The appetite that institutional investors have had to bid the stock market is diminishing.
Earnings estimates for the second quarter are actually being trimmed by corporations and Wall Street. It makes for a genuinely peculiar environment for the stock market—share prices at their highs on declining expectations for corporate earnings.
The lesson is clear: it doesn’t pay to fight the Fed.
Being a leading indicator, the stock market went up after employment numbers came in just slightly below consensus last week. Share prices going up on bad or weaker-than-expected economic news is powerful.
This has been going on for a number of months now. Even on days when equities open lower based on weak economic data or on technical metrics, the market has often fought its way back up.
The powerful stock market action since the beginning of the year has been a combination of renewed confidence, relative monetary certainty, the slow investment of new cash inflows, and good corporate health (strong balance sheets and solid earnings maintenance).
I continue to view the equity market as being very high-risk for new positions, recognizing that there are very few other asset classes for long-term investors to consider.
In each of the last three years, the stock market has taken a meaningful break over the summer months. It feels stretched and a repeat of previous summer performances is definitely in the cards.
I think the investment community itself is very surprised by the strength and fervor that institutional investors have bought this market. The earnings picture doesn’t particularly support a rising stock market. While it is true that valuations remain historically reasonable and corporations have done a good job improving their balance sheets, the lack of momentum in earnings growth and revenues over the last number of quarters is at odds with historical sentiment.

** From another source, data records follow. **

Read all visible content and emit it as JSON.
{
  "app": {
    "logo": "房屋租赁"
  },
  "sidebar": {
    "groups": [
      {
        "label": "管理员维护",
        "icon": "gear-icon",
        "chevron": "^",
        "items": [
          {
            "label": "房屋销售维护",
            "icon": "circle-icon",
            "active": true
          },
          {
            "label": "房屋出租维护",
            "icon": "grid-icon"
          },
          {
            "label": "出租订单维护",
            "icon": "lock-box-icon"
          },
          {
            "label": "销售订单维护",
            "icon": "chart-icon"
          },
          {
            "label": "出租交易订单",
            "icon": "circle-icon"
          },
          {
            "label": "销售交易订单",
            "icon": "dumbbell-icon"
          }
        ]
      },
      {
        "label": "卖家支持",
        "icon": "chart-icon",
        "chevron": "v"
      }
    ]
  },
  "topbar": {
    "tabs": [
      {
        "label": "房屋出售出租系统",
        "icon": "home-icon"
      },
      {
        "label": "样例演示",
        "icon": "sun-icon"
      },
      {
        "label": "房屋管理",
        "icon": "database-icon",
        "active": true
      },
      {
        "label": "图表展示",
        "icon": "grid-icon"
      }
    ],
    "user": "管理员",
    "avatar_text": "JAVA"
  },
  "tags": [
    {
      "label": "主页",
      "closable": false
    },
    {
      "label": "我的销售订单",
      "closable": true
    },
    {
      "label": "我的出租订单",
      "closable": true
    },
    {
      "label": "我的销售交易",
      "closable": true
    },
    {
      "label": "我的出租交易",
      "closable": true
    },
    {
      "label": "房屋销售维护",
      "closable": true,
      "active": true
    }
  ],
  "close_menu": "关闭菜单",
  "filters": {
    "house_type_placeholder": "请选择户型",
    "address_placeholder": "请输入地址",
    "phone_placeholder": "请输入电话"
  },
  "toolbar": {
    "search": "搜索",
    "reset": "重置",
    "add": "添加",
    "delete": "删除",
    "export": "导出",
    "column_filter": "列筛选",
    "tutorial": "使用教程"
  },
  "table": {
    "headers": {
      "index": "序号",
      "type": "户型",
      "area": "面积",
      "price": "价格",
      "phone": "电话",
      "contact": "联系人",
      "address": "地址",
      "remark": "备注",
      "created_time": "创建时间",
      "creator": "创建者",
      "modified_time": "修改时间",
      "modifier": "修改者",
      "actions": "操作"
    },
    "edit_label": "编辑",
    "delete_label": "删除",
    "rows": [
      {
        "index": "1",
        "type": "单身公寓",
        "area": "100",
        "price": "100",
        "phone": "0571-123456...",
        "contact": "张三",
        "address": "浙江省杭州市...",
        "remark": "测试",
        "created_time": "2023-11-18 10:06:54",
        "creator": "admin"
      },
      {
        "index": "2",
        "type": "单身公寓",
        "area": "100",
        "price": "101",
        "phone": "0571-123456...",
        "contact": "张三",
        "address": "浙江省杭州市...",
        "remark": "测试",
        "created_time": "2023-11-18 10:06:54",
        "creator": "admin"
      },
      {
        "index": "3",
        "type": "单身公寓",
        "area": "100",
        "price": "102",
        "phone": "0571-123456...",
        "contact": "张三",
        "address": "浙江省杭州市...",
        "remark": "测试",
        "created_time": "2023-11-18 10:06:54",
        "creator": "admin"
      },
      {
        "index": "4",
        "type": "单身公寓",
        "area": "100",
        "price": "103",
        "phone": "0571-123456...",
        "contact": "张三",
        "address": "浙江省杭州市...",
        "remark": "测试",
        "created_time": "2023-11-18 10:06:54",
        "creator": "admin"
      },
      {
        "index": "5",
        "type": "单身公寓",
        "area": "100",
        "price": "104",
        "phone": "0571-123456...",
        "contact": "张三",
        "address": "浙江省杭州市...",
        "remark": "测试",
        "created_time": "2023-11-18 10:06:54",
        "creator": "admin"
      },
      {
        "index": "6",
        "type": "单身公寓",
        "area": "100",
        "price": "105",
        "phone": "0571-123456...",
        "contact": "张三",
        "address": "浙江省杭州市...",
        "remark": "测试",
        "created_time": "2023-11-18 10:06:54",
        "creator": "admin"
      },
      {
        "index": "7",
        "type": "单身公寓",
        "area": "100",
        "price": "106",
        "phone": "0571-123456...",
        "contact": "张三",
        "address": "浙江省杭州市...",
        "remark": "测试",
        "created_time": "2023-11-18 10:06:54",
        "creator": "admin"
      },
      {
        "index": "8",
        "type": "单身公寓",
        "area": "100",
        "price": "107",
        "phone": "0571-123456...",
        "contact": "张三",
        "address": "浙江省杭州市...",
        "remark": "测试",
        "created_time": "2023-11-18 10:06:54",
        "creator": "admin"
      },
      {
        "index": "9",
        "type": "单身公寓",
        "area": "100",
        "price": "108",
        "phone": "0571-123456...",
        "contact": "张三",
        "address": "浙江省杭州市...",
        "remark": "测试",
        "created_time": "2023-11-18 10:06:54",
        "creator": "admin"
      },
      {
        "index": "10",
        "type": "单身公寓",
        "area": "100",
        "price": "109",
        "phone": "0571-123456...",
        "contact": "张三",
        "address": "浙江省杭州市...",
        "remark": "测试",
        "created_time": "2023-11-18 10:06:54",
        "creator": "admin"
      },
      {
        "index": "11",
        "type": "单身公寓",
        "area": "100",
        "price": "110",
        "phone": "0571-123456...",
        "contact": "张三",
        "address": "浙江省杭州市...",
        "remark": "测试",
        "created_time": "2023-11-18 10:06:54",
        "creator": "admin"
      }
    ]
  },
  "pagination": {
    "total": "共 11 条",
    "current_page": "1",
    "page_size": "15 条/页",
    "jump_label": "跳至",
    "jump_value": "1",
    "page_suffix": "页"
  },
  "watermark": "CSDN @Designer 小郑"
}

The stock market is due for everything—a down quarter, a major two- or three-day crash, and a massive correction. The system has earned it.
With big traders speculating on global monetary stimulus, fund managers are paid to play and are still nibbling.
But there definitely is pronounced fatigue apparent in the equity market now. As well, second-quarter earnings expectations are looking tired.
Capital markets are now searching for the equity correction. All that’s required is enough of a push and the sell button will be switched to “on.”